In terms of safety, neither the mutual fund nor the ETF is safer than the other due to its structure. Safety is determined by what the fund itself owns.

Should I switch my mutual funds to ETFs? ›

If you're paying fees for a fund with a high expense ratio or paying too much in taxes each year because of undesired capital gains distributions, switching to ETFs is likely the right choice. If your current investment is in an indexed mutual fund, you can usually find an ETF that accomplishes the same thing.

What is the downside of ETF vs mutual fund? ›

ETFs are generally lower than those that are charged by actively managed mutual funds because their managers are merely mimicking the contents of an index rather than making regular buy and sell decisions, For some investors, the design of a passive ETF is a negative.

What is the biggest difference between stocks and mutual funds? ›

The biggest difference between mutual funds and stocks is that stocks are an investment in a single company, whereas mutual funds have many investments — meaning potentially hundreds of stocks — in a single fund.

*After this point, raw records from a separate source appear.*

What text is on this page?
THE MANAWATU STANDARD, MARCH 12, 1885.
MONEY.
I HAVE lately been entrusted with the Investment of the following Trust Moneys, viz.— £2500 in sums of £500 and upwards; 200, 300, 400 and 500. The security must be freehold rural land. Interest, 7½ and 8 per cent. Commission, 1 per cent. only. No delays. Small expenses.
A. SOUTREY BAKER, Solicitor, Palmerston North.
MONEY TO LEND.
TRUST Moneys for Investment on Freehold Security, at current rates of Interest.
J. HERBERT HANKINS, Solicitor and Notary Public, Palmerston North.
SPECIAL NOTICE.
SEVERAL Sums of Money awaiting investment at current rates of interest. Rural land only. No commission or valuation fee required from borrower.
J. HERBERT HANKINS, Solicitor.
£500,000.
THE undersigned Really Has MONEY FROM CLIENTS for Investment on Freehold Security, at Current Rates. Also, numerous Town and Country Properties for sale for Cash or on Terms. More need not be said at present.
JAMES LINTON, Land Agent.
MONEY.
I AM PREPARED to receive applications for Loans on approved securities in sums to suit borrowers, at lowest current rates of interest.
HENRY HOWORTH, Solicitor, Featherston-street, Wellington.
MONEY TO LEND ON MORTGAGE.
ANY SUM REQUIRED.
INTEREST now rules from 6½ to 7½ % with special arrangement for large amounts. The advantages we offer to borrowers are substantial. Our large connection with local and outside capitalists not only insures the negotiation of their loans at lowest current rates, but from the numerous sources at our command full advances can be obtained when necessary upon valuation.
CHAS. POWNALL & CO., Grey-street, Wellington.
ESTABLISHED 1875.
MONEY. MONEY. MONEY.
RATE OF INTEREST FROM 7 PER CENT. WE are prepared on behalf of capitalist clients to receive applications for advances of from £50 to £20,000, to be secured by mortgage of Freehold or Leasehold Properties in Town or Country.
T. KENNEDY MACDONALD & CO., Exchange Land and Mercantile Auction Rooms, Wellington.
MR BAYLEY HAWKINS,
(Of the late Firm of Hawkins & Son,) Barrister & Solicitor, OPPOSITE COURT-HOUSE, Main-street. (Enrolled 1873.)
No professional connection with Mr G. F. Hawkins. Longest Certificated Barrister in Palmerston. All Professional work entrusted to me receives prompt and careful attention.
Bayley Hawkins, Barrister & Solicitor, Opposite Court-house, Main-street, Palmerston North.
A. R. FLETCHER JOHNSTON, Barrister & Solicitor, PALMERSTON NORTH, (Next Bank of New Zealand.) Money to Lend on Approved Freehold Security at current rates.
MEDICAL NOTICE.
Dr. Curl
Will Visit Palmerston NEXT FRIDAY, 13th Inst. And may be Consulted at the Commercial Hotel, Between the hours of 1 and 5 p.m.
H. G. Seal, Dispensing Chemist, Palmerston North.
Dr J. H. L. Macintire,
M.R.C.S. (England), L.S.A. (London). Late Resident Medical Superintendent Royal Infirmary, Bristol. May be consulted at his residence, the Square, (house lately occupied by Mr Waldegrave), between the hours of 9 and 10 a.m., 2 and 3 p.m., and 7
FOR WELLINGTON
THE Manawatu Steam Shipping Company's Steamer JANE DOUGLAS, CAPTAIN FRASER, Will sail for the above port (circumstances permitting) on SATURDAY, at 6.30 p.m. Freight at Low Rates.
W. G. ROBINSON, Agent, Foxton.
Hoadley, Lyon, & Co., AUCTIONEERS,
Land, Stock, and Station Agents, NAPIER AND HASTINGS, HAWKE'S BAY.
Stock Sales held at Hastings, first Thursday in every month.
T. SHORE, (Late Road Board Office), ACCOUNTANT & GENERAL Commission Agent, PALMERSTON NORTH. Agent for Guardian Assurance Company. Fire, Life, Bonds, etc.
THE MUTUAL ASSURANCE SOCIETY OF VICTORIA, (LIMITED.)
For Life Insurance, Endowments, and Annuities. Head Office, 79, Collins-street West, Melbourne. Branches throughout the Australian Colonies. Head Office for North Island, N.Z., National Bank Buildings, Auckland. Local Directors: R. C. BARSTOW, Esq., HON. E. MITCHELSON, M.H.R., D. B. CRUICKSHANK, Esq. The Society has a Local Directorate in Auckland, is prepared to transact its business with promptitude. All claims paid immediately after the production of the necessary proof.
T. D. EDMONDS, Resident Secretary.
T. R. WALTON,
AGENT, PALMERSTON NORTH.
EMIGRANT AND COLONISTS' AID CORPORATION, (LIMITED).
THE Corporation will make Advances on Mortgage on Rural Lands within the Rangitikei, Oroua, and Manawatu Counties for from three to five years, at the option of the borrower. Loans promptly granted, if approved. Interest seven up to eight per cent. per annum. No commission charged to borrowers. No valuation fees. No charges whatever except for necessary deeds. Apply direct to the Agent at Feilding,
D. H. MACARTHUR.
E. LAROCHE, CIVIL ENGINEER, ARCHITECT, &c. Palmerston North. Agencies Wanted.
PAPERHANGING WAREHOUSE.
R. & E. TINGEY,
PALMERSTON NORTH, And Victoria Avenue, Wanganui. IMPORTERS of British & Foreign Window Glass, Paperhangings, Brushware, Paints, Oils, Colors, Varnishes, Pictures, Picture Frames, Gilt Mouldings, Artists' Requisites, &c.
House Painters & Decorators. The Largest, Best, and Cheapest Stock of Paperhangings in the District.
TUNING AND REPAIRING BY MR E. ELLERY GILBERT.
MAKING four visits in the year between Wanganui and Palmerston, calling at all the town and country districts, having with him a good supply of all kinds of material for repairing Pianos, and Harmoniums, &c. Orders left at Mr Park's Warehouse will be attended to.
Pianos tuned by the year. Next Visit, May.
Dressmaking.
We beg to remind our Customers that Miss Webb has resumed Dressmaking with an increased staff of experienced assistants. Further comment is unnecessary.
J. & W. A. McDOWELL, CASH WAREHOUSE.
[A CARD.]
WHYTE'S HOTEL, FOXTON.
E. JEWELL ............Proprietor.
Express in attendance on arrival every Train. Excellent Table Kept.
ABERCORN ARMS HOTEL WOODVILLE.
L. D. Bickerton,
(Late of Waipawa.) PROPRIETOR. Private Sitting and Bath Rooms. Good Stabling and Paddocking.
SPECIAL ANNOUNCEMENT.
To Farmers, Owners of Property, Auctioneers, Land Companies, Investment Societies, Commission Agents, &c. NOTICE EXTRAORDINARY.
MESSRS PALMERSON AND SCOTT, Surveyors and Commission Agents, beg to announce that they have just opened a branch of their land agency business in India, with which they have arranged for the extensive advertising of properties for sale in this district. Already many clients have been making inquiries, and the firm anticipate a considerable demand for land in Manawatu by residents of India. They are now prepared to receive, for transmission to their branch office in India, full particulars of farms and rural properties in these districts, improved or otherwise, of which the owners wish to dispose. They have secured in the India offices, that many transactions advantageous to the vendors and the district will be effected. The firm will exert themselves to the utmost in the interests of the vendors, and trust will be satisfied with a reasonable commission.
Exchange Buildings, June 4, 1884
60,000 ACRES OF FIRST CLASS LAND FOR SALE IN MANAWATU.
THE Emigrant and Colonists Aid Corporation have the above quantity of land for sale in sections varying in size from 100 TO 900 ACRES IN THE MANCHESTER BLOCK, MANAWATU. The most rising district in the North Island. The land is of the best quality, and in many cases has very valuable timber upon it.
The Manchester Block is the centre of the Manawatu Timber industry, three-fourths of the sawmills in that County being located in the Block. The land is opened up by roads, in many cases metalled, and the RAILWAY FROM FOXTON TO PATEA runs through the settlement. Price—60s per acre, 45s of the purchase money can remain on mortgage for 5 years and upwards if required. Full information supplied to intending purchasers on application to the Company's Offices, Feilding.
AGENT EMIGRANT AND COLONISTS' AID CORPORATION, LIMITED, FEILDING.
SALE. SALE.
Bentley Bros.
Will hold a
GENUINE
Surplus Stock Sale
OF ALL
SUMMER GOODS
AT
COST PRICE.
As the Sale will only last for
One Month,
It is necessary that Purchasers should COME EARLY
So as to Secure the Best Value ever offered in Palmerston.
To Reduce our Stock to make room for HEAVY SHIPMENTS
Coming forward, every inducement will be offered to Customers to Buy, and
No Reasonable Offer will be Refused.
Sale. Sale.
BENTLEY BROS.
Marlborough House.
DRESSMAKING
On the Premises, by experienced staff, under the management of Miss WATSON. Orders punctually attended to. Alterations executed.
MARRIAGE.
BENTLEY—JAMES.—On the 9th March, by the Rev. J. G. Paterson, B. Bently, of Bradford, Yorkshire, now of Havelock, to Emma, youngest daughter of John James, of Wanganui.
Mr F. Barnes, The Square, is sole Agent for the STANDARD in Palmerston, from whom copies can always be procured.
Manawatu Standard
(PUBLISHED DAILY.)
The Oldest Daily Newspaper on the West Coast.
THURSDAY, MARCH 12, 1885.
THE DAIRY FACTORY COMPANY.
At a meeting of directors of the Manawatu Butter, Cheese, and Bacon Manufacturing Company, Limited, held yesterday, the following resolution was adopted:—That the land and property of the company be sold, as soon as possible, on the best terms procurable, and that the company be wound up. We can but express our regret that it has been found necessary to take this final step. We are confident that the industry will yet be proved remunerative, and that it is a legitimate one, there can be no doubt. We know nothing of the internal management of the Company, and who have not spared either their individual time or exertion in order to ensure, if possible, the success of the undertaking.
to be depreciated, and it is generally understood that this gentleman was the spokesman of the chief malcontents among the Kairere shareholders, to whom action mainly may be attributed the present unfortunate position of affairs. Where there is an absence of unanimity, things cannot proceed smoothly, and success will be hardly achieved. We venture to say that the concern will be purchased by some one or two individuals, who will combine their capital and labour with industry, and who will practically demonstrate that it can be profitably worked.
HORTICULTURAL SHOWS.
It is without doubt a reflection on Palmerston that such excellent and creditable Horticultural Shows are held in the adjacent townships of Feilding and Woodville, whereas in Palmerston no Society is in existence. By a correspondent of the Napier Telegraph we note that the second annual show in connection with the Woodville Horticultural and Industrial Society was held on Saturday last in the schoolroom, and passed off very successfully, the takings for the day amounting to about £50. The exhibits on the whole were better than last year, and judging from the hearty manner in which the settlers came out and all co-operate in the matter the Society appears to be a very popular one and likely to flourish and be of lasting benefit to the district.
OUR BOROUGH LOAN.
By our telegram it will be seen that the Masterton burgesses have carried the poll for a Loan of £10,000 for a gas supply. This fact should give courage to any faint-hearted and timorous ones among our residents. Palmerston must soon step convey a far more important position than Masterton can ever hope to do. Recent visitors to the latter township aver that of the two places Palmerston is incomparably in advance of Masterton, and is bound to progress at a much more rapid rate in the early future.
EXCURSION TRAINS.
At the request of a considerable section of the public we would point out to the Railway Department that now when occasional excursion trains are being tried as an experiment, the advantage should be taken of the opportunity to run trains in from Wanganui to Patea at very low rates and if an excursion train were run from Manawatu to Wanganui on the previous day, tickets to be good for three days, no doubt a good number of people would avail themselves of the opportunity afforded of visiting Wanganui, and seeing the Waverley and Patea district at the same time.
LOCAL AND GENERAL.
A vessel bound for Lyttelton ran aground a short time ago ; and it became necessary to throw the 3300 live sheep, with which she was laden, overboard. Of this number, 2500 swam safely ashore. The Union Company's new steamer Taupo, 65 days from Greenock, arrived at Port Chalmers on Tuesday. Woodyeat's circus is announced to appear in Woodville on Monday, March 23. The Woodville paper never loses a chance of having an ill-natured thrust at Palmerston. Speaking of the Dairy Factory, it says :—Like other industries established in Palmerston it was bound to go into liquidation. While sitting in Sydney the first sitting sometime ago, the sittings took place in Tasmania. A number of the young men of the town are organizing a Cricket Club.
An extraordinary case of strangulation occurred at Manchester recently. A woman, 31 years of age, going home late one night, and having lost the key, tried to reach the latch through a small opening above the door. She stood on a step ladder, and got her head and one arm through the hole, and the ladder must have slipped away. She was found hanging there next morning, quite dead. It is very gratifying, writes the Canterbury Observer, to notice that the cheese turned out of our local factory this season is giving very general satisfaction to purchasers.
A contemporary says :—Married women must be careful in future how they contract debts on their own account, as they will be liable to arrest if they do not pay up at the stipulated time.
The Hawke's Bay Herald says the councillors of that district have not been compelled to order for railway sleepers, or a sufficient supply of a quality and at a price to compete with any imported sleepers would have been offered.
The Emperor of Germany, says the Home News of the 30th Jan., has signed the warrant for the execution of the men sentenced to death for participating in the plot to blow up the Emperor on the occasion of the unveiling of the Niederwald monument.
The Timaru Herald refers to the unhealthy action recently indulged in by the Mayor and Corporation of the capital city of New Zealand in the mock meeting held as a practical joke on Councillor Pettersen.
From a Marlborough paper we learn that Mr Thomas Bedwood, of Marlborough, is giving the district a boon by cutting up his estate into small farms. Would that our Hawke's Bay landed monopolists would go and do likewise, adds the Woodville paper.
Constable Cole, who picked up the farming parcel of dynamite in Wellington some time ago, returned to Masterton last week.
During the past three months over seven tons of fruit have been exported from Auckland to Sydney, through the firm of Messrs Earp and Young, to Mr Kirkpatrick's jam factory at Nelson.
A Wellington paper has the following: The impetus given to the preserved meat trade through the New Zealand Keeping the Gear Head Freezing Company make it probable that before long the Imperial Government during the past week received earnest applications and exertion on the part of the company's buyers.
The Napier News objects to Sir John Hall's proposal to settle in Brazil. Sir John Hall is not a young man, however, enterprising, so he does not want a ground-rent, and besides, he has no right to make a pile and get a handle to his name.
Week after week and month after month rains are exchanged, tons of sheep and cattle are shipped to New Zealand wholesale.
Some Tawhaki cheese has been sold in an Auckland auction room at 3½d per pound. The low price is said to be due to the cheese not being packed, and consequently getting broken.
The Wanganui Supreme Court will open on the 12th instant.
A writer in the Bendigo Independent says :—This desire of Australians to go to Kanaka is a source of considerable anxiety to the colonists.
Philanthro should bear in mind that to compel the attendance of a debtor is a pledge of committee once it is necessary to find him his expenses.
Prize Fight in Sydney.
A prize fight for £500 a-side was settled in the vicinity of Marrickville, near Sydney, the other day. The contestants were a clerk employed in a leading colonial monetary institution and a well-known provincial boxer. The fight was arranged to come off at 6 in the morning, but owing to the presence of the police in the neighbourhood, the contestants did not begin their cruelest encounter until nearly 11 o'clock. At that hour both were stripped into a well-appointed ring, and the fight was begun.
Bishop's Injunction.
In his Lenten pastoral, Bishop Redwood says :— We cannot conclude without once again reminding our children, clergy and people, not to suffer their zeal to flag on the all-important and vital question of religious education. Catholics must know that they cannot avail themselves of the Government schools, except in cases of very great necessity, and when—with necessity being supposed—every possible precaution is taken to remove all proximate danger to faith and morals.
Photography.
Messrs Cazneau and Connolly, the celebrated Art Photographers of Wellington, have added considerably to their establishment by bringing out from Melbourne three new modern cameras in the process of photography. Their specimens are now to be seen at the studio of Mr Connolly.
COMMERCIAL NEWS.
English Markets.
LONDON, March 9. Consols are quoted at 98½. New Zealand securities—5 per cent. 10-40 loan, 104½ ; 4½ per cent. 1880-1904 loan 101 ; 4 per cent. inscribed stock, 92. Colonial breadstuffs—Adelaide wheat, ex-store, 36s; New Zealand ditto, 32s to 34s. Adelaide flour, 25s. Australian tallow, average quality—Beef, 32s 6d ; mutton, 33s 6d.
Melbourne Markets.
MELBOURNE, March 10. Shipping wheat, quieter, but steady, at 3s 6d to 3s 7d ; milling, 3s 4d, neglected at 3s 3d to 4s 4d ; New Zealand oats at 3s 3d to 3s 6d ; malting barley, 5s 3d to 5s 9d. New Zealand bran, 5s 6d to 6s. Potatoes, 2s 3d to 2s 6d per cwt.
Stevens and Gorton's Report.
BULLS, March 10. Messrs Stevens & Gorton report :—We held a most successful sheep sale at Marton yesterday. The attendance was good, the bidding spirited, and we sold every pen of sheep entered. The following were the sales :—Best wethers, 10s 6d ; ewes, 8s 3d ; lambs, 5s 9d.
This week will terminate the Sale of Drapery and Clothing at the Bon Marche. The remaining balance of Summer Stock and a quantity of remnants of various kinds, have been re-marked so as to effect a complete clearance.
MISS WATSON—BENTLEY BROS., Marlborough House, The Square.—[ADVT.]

Can I withdraw a mutual fund anytime? ›

Can I withdraw money from mutual funds anytime? Yes, you can withdraw money from most mutual funds anytime, unless they have a lock-in period.

Do mutual funds pay dividends? ›

Mutual funds are required to pass on all net income to shareholders in the form of dividend payments, including interest earned by debt securities like corporate and government bonds, Treasury bills, and Treasury notes. A bond typically pays a fixed interest rate each year, called the coupon payment.

How does a mutual fund make money? ›

Mutual funds make money by charging investors a percentage of assets under management and may also charge a sales commission (load) upon fund purchase or redemption. Fund fees, called the expense ratio, can range from close to 0% to more than 2% depending on the fund's operating costs and investment style.